WARNING: BE CAREFUL WHEN UPDATING RECORDS! THERE’S OFTEN NO WAY TO UNDO, AND IT’S EASY TO MAKE SWEEPING CHANGES BY ACCIDENT. CHECK AND DOUBLE CHECK ALL YOUR UPDATE QUERIES BEFORE YOU RUN THEM. YOU MUST ALWAYS INCLUDE A WHERE CONDITION OR ANOTHER CONDITION AS PART OF THE UPDATE QUERY. OTHERWISE, YOU’LL UPDATE ALL THE RECORDS IN THE COLUMN, ERASING PREVIOUS WORK!
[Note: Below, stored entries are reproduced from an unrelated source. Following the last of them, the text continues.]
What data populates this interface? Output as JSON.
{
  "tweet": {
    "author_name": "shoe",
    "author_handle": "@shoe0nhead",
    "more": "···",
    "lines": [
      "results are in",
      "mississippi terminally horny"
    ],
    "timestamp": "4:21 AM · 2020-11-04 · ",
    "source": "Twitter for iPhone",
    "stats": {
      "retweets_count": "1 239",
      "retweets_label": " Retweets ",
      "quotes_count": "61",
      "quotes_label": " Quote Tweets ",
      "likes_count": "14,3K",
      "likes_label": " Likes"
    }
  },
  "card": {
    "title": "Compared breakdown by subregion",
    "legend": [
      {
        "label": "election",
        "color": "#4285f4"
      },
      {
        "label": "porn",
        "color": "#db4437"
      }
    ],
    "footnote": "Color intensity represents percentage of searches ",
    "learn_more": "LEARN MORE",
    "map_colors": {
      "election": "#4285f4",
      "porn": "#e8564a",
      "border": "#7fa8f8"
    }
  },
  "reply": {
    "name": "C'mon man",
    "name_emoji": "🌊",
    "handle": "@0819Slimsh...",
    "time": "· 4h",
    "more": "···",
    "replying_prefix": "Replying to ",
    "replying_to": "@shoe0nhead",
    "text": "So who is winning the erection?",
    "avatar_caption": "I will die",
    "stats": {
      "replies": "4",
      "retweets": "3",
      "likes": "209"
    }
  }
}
An UPDATE statement is kind of like a SELECT statement in reverse. First you put the name of the table you’d like to update, followed by how you’d like to change the column value, and then the conditions for the rows you’d like to replace. Here’s the UPDATE statement to change all the instances of “●reater”:

UPDATE eebo1623
SET cortoken = 'greater'
WHERE spelling = '●reater';

In the command above, you UPDATE the “eebo1623” table and SET the value of the cortoken column to “greater”, but only WHERE the value of the spelling column is “●reater”. Remember, you must always include a WHERE condition: otherwise you’ll update every single row of the table!

Updating multiple records.

You can enter this query into the same window that you put the SELECT command, and click the same “play” button to execute the command. UPDATE queries are immediately executed in the database, so there’s no need to click “Save Data Changes” afterwards. However that also means that all UPDATE commands are final, and there’s no going back! But it’s easy to get the hang of it, and soon you’ll be selecting and updating records with ease.